Henri Fantin-Latour, Pt. 9

Henri Fantin-Latour's "La Féerie"

"The two most important of Henri Fantin-Latour's early imaginative compositions are 'La Féerie' of 1863 and the 'Tannhauser on the Venusberg' of 1864. The rejection of 'La Féerie' by the Salon jury seems genuinely to have changed the whole direction of his career. It convinced him, almost at a stroke, that he would never make a success as a painter with the large-scaled figure pieces on which he had probably set his heart. In traditional fashion, he must have believed in 'history painting' was intrinsically the noblest of the genres. 
 
From 1864 onwards when he was content to paint flower pieces and still lifes and nothing else, though gradually towards the end of his life, the number of imaginative compositions began to increase. Is there anything to regret about the fact that his career was turned aside by circumstances? Did he have the makings of a great, or even of a considerable, imaginative painter?
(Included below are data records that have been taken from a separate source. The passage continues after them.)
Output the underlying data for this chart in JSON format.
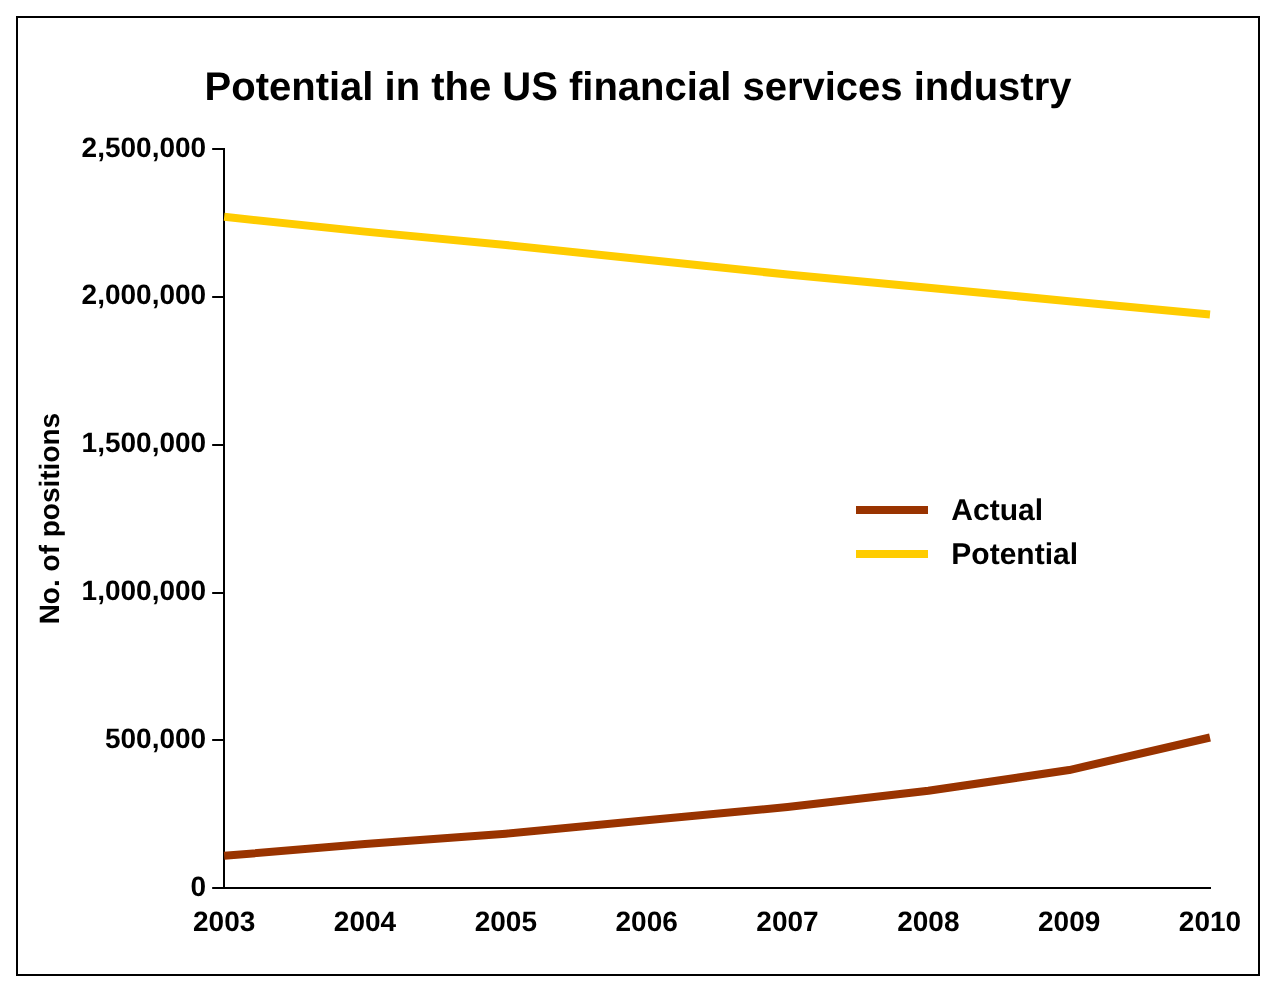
{
  "chart_data": {
    "type": "line",
    "title": "Potential in the US financial services industry",
    "ylabel": "No. of positions",
    "categories": [
      "2003",
      "2004",
      "2005",
      "2006",
      "2007",
      "2008",
      "2009",
      "2010"
    ],
    "series": [
      {
        "name": "Actual",
        "color": "#993300",
        "values": [
          110000,
          150000,
          185000,
          230000,
          275000,
          330000,
          400000,
          510000
        ]
      },
      {
        "name": "Potential",
        "color": "#ffcc00",
        "values": [
          2270000,
          2220000,
          2175000,
          2125000,
          2075000,
          2030000,
          1985000,
          1940000
        ]
      }
    ],
    "ylim": [
      0,
      2500000
    ],
    "yticks": [
      {
        "value": 0,
        "label": "0"
      },
      {
        "value": 500000,
        "label": "500,000"
      },
      {
        "value": 1000000,
        "label": "1,000,000"
      },
      {
        "value": 1500000,
        "label": "1,500,000"
      },
      {
        "value": 2000000,
        "label": "2,000,000"
      },
      {
        "value": 2500000,
        "label": "2,500,000"
      }
    ],
    "grid": false,
    "legend": "right",
    "marker": "none",
    "line_style": "solid"
  }
}
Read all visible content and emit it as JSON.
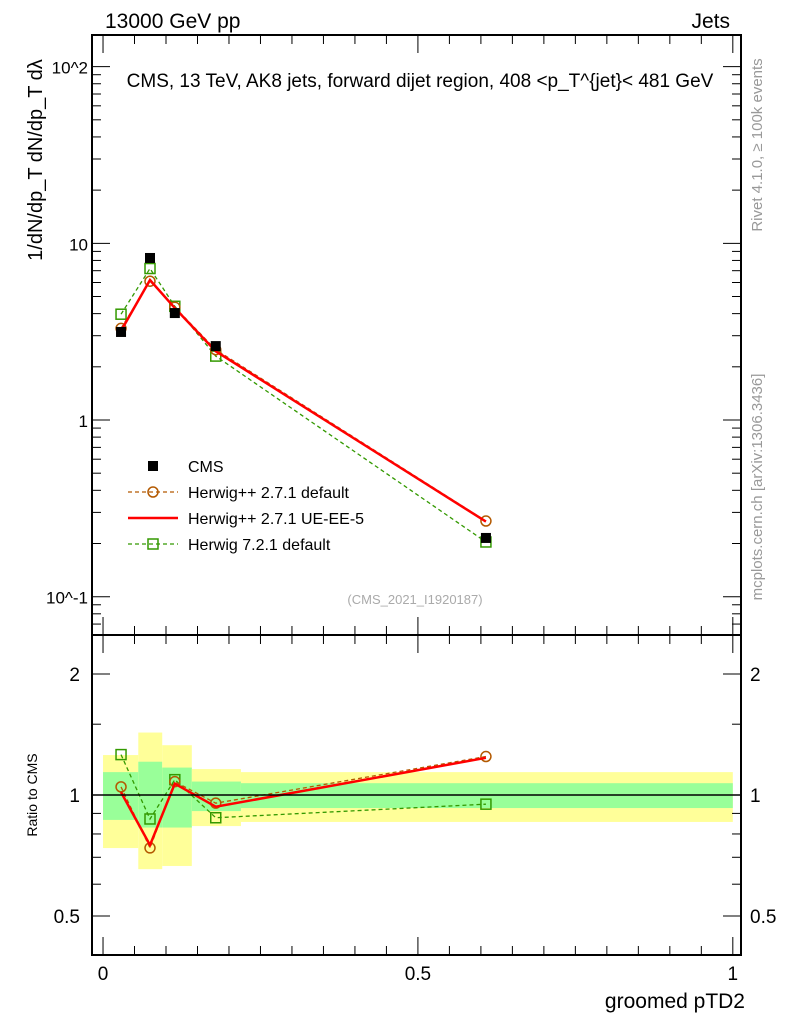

The answer to these questions, despite his importance as a symbolist forerunner, must surely be 'no'. 
 
The training in drawing and painting from memory which Fantin had received in his youth did enable him to find forms in his mind which would at least approximately embody the vision he wished to make visible for other people; but increasingly his recollection had become stocked not with living bodies and real landscapes, but with the painted simulation of those things which he had long gazed at in the Louvre.
 
His imaginative works were often inspired by his great love of music and he created several paintings based on the operas of Richard Wagner. Fantin-Latour increasingly explored lithography as a testing ground for his fantastical works."
 
(Excerpts are from "Henri Fantin-Latour" by Edward Lucie-Smith.)